Arthur, 65, was sentenced to death for the Feb. 1, 1982, killing of Troy Wicker, 35, of Muscle Shoals. The victim’s wife, Judy Wicker, testified she had sex with Arthur and paid him $10,000 to kill her husband, who was shot in the face as he lay in bed.
Arthur was visiting with his daughter when he learned of the stay in a call from his attorney, prison system spokesman Brian Corbett said.
Like Turner, Arthur had asked the U.S. Supreme Court for a stay pending its ruling on the Kentucky case. The Alabama Supreme Court had declined to grant a stay Wednesday.

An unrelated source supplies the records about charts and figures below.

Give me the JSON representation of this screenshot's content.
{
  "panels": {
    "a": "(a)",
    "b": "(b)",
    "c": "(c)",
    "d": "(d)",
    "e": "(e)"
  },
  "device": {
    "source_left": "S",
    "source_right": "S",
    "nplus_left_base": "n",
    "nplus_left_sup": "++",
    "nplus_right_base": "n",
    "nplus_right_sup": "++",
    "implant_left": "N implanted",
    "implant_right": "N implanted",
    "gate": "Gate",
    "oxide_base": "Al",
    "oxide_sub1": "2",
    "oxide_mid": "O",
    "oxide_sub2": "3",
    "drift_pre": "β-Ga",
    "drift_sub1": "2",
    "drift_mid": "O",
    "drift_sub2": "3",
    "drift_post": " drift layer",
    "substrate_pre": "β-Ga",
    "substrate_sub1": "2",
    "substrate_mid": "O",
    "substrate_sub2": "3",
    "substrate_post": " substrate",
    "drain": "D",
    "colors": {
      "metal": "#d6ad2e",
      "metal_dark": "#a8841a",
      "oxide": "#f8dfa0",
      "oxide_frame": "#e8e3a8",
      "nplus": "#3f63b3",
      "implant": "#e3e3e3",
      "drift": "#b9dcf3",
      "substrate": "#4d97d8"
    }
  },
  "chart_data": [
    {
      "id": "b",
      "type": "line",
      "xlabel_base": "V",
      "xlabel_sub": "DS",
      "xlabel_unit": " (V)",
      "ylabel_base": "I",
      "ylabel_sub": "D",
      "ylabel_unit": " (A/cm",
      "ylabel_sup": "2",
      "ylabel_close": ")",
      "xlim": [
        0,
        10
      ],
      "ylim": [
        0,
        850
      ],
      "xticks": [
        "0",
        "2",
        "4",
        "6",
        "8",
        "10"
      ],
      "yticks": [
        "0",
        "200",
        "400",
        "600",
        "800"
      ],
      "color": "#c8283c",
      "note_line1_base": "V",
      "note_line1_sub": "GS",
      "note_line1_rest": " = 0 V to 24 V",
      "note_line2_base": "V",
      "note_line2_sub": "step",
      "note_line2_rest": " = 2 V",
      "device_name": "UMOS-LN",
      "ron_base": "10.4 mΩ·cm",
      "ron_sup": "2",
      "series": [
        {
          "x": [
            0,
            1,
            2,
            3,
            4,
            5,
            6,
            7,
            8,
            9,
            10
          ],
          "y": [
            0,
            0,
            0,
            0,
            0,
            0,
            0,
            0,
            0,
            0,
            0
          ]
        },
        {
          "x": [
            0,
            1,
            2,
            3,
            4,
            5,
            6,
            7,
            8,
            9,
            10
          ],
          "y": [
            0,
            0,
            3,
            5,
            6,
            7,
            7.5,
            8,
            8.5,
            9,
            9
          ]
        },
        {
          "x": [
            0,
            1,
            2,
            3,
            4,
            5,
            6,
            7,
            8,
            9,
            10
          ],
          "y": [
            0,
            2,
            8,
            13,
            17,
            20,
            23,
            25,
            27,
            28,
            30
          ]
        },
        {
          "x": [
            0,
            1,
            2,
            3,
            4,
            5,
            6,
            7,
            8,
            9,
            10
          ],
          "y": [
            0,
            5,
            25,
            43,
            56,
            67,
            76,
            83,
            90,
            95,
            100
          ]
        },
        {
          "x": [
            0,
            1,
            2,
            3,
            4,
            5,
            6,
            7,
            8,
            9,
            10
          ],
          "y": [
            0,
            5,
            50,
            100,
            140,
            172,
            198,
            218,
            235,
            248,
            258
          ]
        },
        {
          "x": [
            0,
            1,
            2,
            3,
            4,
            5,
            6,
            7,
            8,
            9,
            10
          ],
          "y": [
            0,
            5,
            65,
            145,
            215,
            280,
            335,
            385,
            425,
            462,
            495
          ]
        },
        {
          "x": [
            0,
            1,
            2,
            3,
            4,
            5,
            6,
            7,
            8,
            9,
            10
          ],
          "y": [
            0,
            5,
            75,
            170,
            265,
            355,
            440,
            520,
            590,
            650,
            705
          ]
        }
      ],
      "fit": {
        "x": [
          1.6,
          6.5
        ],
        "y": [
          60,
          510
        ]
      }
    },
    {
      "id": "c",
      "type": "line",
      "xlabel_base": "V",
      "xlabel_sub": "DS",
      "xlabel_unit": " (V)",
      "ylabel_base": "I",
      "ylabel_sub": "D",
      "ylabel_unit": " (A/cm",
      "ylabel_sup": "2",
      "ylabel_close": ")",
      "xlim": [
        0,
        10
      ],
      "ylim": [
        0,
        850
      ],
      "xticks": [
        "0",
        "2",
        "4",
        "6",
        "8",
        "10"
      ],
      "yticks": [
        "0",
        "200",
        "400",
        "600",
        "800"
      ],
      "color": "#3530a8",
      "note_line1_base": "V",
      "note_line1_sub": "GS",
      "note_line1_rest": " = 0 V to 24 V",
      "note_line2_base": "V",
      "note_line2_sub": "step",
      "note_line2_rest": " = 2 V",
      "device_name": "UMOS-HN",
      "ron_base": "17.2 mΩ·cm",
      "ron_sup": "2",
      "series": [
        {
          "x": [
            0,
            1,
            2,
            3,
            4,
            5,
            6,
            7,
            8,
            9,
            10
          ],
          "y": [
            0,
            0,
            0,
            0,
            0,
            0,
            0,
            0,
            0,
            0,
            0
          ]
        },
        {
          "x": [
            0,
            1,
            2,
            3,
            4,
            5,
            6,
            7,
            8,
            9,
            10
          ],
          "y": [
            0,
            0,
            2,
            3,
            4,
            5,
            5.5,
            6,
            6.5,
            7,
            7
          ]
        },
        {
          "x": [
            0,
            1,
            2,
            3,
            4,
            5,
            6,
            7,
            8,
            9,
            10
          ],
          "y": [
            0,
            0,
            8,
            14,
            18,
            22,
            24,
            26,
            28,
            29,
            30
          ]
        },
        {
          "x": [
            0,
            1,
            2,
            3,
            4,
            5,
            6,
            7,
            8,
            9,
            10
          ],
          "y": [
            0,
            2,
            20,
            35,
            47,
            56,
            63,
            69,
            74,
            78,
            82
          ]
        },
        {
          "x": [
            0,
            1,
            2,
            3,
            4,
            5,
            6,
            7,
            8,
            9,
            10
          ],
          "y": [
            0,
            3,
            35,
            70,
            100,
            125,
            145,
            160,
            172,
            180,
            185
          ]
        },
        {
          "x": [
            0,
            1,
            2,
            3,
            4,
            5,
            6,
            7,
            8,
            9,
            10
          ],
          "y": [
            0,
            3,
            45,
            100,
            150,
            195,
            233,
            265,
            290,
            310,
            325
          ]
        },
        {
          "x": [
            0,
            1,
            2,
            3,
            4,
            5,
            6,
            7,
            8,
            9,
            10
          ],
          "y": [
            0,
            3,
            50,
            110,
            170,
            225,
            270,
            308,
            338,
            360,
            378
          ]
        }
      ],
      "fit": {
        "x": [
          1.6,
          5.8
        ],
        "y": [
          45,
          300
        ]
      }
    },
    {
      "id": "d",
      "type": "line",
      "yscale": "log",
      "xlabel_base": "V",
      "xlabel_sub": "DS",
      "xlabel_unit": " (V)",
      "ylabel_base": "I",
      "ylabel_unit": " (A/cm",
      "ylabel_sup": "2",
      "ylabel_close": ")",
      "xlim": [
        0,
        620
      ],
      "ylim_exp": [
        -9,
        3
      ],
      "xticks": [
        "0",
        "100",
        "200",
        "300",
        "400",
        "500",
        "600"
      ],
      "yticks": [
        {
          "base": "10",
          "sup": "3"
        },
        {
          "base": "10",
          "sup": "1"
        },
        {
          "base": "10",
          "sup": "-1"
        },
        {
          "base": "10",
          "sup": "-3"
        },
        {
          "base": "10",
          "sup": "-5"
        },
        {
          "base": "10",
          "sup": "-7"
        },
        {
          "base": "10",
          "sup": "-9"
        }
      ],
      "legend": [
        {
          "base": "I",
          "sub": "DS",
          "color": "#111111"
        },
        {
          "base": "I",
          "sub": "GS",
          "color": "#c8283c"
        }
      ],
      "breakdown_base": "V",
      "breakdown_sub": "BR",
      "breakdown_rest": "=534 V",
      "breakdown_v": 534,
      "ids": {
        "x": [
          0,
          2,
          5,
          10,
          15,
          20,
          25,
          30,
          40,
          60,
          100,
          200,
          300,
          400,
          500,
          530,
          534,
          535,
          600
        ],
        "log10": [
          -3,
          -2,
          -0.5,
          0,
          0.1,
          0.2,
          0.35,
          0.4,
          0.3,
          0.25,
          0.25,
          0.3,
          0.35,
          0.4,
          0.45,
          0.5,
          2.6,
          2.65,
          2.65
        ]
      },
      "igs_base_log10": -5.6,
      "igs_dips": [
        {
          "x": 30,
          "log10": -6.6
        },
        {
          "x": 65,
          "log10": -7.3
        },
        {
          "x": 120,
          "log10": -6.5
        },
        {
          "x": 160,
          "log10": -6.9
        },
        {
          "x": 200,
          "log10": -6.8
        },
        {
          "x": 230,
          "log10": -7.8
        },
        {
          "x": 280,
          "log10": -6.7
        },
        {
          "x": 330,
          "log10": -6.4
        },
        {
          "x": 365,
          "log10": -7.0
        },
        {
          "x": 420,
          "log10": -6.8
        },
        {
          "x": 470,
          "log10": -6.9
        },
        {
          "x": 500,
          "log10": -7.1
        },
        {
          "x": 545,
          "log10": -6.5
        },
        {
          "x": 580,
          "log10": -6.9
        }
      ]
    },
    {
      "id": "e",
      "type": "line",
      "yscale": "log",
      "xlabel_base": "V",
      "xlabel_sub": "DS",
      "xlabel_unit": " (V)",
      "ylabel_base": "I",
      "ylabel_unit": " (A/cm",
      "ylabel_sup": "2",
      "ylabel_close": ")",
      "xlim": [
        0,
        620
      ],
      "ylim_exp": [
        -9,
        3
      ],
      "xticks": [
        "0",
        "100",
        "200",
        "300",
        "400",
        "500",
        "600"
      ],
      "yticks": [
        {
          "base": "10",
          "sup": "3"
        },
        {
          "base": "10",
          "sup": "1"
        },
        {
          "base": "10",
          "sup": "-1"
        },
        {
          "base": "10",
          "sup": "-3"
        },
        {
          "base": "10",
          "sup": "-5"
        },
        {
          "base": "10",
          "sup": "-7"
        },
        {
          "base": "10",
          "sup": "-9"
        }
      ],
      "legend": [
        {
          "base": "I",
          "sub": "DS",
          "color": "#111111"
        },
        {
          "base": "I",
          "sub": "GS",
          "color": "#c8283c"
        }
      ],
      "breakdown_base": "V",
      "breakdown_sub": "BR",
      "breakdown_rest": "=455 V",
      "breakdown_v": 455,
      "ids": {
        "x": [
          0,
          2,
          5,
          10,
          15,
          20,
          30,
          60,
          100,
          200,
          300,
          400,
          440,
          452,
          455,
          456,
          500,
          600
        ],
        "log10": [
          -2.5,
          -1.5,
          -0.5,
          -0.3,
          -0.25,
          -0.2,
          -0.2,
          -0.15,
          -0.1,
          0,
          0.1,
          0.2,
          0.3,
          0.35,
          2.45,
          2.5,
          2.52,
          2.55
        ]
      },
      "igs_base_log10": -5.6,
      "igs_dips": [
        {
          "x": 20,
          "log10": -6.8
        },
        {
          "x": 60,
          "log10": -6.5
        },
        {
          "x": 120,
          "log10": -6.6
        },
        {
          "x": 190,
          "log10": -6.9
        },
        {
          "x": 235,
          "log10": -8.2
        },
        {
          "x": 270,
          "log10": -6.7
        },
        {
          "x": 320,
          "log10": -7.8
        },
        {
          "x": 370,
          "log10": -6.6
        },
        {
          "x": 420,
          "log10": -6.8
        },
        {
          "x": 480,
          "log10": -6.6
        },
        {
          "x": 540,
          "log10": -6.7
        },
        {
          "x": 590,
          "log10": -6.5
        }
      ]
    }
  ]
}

The wife of Arthur’s victim was given a life sentence for her part in the murder and paroled after 10 years behind bars.
In a statement, Peter Neufeld, co-director of the Innocence Project, urged Riley to use the next 45 days to allow DNA testing on evidence from Arthur’s trial.
Another lethal-injection lawsuit, filed by a convicted ax murderer on death row on Delaware’s death row, had been scheduled for trial Oct. 9. A federal judge postponed the trial Wednesday, citing the pending Supreme Court case.
Associated Press writer Garry Mitchell in Atmore, Ala., contributed to this report.